Als der Basti endlich hinter dem hechelnden Jennerwein her rennend das Wohnzimmer erreichte, da lag seine Mutter bereits mit schmerzverzerrter Miene auf dem harten demolierten Parkett. Die Kratzer, die die Bremsversuche der beiden Kampfhähne sowie die kantige Leiter hinterlassen hatten, waren im Augenblick jedoch eindeutig das geringste Übel. Diesen Schaden könnte man womöglich mithilfe eines Spezialmittels und etwas Sorgfalt wieder herauspolieren. Bei Heidi Kellermann wäre eine derartige Maßnahme allerdings kaum hilfreich, schon gar nicht sofort. Ihre Schulter sah schlimm aus. Abgesehen von den Schmerzen, die sie ihr verursachte, konnte auch ein Laie auf den ersten Blick erkennen, dass sich hier etwas deutlich verschoben hatte. Oh je! Der verzweifelte Basti kauerte mittlerweile neben der verunglückten Mutter, mit flehentlichem Blick hoffend, dass es nicht gar zu schlimm sein würde.

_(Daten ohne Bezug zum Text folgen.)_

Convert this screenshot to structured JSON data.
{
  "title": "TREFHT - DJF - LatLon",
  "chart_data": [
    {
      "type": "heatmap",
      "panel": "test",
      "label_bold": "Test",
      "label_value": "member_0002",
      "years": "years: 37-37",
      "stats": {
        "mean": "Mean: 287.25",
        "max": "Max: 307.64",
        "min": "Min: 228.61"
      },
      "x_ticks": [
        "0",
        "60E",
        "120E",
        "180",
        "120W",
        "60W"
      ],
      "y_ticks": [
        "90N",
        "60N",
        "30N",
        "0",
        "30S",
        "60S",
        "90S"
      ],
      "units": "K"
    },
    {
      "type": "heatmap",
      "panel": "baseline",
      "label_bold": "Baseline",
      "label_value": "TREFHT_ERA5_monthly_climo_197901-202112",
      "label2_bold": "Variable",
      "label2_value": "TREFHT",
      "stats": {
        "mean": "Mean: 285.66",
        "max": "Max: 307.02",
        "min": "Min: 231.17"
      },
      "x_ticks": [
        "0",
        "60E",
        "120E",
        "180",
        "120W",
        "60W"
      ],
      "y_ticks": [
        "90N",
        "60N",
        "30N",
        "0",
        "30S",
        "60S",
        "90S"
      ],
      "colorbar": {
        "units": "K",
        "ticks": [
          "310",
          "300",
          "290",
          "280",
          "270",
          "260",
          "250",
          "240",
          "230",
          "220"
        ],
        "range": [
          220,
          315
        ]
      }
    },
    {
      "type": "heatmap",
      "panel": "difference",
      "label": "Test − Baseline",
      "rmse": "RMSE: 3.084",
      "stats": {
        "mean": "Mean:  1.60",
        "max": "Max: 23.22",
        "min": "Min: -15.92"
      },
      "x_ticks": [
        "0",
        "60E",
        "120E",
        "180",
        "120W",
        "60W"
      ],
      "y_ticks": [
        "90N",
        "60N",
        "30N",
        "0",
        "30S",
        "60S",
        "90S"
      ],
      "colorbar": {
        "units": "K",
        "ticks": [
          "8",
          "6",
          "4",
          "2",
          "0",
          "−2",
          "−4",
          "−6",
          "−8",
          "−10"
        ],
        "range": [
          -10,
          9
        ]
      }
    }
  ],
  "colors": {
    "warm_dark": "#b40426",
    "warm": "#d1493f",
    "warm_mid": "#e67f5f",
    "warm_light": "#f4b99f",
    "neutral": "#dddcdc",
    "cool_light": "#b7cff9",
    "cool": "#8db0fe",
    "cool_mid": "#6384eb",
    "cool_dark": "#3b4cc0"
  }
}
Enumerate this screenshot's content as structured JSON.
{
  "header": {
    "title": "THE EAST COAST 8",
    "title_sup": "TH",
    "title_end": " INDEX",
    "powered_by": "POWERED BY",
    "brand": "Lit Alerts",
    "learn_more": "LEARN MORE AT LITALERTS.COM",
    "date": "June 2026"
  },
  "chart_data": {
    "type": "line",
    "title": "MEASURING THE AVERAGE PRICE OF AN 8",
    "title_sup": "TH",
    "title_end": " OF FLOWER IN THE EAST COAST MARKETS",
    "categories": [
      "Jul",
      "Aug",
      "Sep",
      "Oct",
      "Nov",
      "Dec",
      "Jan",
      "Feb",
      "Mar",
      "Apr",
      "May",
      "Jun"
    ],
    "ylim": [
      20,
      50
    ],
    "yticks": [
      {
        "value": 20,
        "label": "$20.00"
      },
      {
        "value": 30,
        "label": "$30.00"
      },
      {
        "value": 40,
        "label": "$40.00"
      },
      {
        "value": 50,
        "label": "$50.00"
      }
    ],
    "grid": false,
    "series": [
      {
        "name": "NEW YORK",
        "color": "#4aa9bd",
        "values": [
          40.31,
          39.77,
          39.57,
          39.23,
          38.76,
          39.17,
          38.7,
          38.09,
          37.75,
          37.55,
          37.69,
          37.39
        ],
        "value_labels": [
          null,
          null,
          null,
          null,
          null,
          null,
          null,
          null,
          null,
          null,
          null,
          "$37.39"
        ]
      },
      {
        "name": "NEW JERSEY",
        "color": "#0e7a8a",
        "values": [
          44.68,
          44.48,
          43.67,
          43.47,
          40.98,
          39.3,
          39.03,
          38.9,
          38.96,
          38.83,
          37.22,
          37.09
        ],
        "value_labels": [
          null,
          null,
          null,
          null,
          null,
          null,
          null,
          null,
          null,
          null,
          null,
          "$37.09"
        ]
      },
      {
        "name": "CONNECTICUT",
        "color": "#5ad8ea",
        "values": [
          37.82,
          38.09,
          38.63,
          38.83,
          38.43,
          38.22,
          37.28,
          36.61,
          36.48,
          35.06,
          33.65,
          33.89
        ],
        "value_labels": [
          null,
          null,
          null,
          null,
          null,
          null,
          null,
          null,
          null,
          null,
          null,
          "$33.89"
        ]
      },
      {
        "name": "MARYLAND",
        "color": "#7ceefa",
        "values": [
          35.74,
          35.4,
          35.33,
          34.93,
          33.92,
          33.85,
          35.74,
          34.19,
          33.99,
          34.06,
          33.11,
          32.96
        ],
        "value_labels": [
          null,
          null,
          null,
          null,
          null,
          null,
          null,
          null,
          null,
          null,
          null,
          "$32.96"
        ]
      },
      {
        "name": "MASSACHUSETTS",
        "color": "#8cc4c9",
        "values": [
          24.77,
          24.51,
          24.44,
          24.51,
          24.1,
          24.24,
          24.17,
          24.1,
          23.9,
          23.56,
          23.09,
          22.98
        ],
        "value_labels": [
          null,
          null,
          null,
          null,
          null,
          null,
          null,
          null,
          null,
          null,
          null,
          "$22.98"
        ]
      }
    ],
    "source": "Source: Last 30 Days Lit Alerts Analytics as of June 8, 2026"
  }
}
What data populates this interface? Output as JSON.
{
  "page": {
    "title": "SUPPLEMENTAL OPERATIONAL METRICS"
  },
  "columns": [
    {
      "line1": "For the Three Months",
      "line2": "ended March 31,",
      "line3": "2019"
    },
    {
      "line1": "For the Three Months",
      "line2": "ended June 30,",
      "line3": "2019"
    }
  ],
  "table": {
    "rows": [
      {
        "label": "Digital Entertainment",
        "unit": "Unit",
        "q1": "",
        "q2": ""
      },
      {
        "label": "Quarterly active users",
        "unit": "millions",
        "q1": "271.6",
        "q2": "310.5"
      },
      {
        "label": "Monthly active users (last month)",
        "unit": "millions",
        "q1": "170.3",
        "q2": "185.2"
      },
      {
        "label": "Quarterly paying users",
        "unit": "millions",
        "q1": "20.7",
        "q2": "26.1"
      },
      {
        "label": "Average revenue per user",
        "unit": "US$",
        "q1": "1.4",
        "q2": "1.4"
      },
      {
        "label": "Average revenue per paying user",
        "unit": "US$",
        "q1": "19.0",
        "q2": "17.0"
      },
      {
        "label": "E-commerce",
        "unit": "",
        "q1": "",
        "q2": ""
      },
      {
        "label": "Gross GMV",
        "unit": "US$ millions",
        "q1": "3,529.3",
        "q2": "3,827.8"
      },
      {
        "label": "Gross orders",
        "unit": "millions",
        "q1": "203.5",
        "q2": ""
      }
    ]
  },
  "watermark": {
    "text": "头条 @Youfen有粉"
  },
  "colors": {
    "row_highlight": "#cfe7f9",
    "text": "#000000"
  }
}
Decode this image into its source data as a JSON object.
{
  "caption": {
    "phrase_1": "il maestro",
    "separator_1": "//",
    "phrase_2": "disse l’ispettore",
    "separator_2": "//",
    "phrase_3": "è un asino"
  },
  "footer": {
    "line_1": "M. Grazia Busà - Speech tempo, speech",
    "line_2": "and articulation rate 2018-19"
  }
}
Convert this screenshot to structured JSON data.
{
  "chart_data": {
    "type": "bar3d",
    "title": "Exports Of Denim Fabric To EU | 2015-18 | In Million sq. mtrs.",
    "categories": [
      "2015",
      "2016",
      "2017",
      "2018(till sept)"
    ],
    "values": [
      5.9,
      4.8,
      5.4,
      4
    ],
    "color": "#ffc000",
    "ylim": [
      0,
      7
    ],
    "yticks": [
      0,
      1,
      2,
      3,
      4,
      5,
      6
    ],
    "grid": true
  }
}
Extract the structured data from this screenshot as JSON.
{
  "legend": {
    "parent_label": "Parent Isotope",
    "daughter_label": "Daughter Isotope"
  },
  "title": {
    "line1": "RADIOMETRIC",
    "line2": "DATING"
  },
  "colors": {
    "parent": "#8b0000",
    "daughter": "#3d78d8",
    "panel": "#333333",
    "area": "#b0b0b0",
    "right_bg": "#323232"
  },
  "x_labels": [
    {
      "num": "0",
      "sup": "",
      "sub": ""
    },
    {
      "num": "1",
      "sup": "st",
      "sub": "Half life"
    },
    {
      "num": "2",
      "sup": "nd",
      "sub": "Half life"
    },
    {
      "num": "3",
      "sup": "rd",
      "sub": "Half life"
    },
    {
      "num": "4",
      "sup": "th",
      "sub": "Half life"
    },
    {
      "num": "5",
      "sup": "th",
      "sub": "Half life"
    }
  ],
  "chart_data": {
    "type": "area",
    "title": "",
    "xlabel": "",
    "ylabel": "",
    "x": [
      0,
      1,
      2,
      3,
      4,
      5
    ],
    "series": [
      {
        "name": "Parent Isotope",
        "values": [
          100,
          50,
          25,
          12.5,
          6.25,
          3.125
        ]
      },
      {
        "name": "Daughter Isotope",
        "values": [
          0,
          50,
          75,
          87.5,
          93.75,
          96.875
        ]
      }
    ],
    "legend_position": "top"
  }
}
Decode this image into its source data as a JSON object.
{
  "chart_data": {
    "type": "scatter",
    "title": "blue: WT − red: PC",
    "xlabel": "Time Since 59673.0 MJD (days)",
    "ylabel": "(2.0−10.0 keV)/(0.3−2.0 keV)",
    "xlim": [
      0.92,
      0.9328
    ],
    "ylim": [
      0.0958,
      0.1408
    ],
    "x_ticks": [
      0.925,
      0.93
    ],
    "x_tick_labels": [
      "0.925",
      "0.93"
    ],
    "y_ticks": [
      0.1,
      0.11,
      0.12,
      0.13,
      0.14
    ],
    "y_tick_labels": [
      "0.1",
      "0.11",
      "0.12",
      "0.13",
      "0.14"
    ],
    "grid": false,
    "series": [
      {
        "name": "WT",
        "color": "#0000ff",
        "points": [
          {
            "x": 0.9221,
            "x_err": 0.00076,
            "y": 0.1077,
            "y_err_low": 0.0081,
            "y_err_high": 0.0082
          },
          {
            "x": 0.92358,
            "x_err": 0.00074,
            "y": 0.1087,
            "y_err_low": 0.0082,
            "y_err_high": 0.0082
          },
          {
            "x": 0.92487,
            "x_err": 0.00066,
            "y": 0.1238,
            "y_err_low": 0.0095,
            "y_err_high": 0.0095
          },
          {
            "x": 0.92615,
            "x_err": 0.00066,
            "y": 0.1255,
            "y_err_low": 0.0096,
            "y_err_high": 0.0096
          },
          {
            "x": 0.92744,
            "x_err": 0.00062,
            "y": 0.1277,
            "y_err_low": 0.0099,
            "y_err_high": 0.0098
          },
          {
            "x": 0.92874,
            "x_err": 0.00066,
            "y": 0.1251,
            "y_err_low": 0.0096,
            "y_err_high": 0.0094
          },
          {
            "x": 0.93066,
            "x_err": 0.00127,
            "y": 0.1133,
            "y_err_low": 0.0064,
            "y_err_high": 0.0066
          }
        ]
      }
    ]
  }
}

„Mama, soiti vielleicht an Papa oh ruafa, dassa glei hoam kimmt?“
„Na Basti. Hol mer aber as Telefon her. Mir brauchn die Sanitäter. Der Papa konn doch sowieso ned komma, der landet doch scho glei in Indien. Der konn uns die nächstn drei Wocha ganz bestimmt ned helfa.“
Sie sprach in einem eigenartigen Gemisch aus hochdeutsch, bayerisch und einem in Odlfing, wie ihr Wohnort von den Einheimischen ausgesprochen wurde, eher exotisch anmutenden Akzent. Ein sprachlicher Einschlag, den ein intimer Kenner der bayerischen Dialekte zweifelsfrei als middlfränggisch einstufen würde. Das war auch kein Wunder, denn gerade einmal vor eineinhalb Jahrzehnten war sie mit ihrem damaligen Verlobten und jetzigen Ehemann, dem gebürtigen Münsterländer Markus Kellermann aus dem heimatlichen Röthenbach nach München umgezogen. Aus Gründen der besseren beruflichen Perspektive. Zunächst in eine kleine Zweizimmerwohnung, die zwar preislich mit jeder Penthauswohnung in einer kleineren Stadt mithalten konnte, jedoch keinesfalls mit dem damit verbundenen Raumangebot. Als sich dann der Basti überraschend angemeldet hatte kauften sie sich schließlich ein Eigenheim in Odalfing, südöstlich der Großstadt, nicht weit von Markus‘ Arbeitsplatz. Zweifellos ein finanzielles Abenteuer angesichts der horrenden Hauptstadtpreise, die auch vor der näheren Umgebung nicht halt machten, eines an dem sie noch lange abzahlen würden, also in mehrfacher Hinsicht eine Anschaffung fürs Leben.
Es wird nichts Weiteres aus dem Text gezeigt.